Голос у этого железочеловека – стерильный. Словно бы растворителем хорошо промытый…
– Трак, теперь подними брошенный детектор пустот. Будешь с ним работать.
– Принято.
И что-то странное потом, Су. Призрак, он ведь стальной. Он ведь слабину не дает. До сих пор так и было, а тут… Топчется, на пластину связи зачем-то поглядывает. Говорит:
– Всем стоять! Улле, долго еще нам до точки поиска?
Все и без того стоят. Начинаю объяснять, так и так, если будем двигаться без задержек, может, еще минут двадцать-тридцать.
И вдруг слышу: ругается Крис вполголоса, тихо-тихо. И меня, выходит, не больно-то слушает. Это как понимать? И все пялится на пластину связи. Туда, где экран часов, что ли? Какого-то сообщения ждет, а нет ему сообщения, вот он и злится.

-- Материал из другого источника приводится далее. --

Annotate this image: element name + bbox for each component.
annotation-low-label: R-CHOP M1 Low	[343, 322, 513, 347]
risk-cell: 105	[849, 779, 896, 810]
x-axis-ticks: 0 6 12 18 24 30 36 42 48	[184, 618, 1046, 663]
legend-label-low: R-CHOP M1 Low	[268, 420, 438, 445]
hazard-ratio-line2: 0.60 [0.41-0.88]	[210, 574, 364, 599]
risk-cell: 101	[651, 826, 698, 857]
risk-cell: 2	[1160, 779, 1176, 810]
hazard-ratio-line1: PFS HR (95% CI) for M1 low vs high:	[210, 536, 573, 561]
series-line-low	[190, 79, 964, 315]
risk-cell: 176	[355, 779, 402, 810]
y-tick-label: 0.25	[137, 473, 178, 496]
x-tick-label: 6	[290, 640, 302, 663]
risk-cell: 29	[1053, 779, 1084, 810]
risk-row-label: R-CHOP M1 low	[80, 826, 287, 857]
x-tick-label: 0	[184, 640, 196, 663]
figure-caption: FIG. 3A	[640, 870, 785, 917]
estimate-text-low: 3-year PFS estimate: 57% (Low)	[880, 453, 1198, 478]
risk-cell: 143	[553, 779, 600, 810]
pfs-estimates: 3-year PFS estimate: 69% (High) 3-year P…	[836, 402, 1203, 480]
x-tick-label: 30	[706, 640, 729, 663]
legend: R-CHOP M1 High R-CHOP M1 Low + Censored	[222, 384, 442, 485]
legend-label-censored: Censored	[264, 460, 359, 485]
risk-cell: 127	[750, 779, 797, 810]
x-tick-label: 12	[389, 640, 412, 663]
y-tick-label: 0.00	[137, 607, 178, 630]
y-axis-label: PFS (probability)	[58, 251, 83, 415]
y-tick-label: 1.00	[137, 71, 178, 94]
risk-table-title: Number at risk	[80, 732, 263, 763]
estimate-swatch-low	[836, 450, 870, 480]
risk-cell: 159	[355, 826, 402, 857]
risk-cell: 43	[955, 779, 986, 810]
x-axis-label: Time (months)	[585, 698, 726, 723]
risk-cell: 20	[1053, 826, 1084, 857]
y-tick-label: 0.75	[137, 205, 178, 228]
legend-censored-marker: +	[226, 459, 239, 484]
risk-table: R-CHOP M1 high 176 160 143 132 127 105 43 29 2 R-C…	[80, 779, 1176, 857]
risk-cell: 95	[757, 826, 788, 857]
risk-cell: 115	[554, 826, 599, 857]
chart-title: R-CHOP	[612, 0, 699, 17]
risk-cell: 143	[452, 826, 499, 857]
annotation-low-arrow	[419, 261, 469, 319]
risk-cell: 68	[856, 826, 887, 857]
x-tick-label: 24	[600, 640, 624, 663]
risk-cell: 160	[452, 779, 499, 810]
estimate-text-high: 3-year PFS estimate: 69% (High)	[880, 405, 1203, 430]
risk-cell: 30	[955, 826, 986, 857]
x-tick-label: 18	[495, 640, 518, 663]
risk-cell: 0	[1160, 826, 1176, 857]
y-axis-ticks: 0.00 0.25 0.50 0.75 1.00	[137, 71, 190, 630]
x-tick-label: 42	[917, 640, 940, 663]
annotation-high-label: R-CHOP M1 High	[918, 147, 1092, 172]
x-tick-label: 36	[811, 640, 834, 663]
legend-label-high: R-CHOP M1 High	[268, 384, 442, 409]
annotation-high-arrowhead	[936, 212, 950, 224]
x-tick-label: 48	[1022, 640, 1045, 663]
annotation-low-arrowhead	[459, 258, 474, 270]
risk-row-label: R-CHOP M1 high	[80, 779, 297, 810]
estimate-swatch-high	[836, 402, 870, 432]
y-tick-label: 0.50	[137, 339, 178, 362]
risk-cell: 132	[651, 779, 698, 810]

Кто-то извне должен ему сигнал подавать. Кто-то или что-то. Может, маячок на марсоходе… И если с транспортом у нас неприятности, Су, тогда… тогда шансы у нашего рейда на нуле. Почти на нуле. Но не факт, пока не факт.
Только то на данный момент ясно, что Криса трясет.
– Всем стоять, где стоят, Улле, иди-ка сюда.
Подхожу. А он постукивает по панели связи, туда, где единица, и жмет на семерку. Я жму у себя на единицу, и теперь нас больше никто не слышит.
– Улле… ты знаешь другие выходы из «Берроуза»? И не сметь переспрашивать меня, зачем да почему. Это мое дело!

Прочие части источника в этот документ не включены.